После смерти Огородника в мыслях я часто возвращался к тому, что же все-таки побудило его принять столь роковое решение — отравиться полученным от американцев ядом. Во время ареста на прямой вопрос, расстреляют его или нет, ему сразу же было заявлено, что многое зависит прежде всего от него самого: по какую сторону баррикад он предпочтет оставаться. Лихорадочно анализируя сложившуюся ситуацию, будучи весьма неглупым человеком, он предположил, что, вероятнее всего, уже давно попал в ловушку и органы государственной безопасности располагают данными не только о его шпионской деятельности, но и о его причастности к смерти Ольги Серовой. И если даже, приняв предложение о сотрудничестве в работе против ЦРУ США, он и сможет несколько смягчить меру наказания за совершенное им предательство, то от ответственности за другое тяжкое преступление — убийство человека — ему никак не уйти. Возможно, он также не исключал, что Серова перед смертью могла что-то рассказать о нем своему отцу, а тот сообщил об этом кому следует. Или полагал, вероятно, что вскрытие трупа все-таки состоялось, хотя и против воли отца, и кое-какие вопросы при патологоанатомическом исследовании возникли. Все это не могло не обострить возникшее чувство безысходности, тем более что, получив от своих хозяев из-за рубежа «спецрезервуары», он должен был уже, в принципе, быть готовым к принятию решения об их использовании по назначению. Это, в частности, подтверждалось и тем, что он проявил желание пополнить запасы яда.

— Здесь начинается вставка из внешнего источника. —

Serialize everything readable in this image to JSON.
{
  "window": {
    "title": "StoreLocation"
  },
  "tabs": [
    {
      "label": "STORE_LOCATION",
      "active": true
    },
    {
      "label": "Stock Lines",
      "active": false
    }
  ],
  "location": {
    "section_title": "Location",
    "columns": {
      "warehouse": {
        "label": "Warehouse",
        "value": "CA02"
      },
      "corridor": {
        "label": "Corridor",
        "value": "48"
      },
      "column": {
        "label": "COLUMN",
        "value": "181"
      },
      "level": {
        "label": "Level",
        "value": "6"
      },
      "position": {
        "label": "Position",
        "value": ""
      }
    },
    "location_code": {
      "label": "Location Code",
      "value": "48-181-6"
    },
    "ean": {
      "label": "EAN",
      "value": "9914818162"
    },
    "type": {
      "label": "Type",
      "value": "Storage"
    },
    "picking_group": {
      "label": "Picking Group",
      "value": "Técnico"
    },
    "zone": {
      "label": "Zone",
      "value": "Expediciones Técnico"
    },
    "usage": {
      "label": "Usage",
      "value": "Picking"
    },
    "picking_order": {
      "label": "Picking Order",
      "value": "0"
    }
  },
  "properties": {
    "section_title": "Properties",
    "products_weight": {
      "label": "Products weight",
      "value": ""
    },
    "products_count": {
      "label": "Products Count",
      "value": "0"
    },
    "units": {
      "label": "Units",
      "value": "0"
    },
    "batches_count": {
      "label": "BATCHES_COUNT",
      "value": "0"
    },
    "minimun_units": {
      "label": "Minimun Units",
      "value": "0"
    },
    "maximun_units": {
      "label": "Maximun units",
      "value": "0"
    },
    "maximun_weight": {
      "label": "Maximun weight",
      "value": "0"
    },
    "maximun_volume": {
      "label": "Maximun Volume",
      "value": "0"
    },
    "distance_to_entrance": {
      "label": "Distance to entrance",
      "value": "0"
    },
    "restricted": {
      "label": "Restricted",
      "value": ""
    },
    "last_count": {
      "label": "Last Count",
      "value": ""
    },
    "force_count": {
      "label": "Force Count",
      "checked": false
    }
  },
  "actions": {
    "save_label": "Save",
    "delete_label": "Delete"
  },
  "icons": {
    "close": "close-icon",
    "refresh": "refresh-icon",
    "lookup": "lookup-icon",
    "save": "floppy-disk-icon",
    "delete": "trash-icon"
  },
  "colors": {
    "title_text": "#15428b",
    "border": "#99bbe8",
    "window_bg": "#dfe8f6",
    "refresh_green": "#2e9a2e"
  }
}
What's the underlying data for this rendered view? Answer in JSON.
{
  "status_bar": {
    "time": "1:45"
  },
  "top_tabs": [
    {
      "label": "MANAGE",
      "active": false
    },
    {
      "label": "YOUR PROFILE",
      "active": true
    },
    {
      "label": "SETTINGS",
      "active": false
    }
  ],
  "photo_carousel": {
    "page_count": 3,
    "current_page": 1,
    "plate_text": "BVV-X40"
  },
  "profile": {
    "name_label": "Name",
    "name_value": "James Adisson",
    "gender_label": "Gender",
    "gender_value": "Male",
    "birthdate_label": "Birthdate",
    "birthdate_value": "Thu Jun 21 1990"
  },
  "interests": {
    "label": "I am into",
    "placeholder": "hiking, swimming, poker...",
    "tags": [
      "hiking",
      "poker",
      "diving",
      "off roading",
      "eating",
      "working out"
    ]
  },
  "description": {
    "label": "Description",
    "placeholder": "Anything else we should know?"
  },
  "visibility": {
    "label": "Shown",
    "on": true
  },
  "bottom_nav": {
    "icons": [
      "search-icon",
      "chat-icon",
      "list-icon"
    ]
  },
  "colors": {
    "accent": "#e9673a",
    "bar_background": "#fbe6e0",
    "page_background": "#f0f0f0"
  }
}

К сказанному надо добавить, что, судя по наблюдениям за поведением Огородника во время проведения оперативного мероприятия под кодовым названием «Сауна», а затем и на конспиративной квартире «Высокая», он точно следовал инструкциям и советам сотрудников ЦРУ, которые, в чем нет никаких сомнений, уверяли его в том, что КГБ активно и регулярно использует транквилизаторы для оказания воздействия на состояние психики и нервной системы человека, чтобы облегчить получение скрываемых от них сведений. Не думаю, однако, что его особенно беспокоила судьба тех людей, о которых он вынужден будет давать показания в процессе следствия, если таковое состоится: ему не было дела ни до семьи секретаря ЦК КПСС Русакова, ни до мужа его сестры, ни до упоминавшегося выше секретаря обкома и многих других, и он не стал бы «попусту» волноваться из-за, возможно, ожидавших их неприятностей. Любя себя больше всех. Огородник не мог смириться с мыслью о том, что все его грандиозные планы и устремления рухнули в одночасье, как карточный домик, и возврата к прежнему не будет уже ни при каких обстоятельствах. В этой связи и возникла мысль о смерти. Вопрос состоял лишь в том, принять ли яд сразу, пока есть реальная возможность, или умереть потом, после суда, в мучительном ожидании исполнения приговора. Невольно на память приходят отрывки из записей, сделанных им в своем дневнике: «У меня характер борца… незаурядная профессиональная подготовка и редкая по своему богатству самыми сложными событиями жизнь», или: «Я не умру дряхлеющим в постели». Что касается последней фразы, то в этом отношении Огородник был близок к истине. В дневнике упоминалось о том, что он рассчитывал прожить не более сорока лет, смерть же настигла его на два с половиной года раньше намеченного им срока.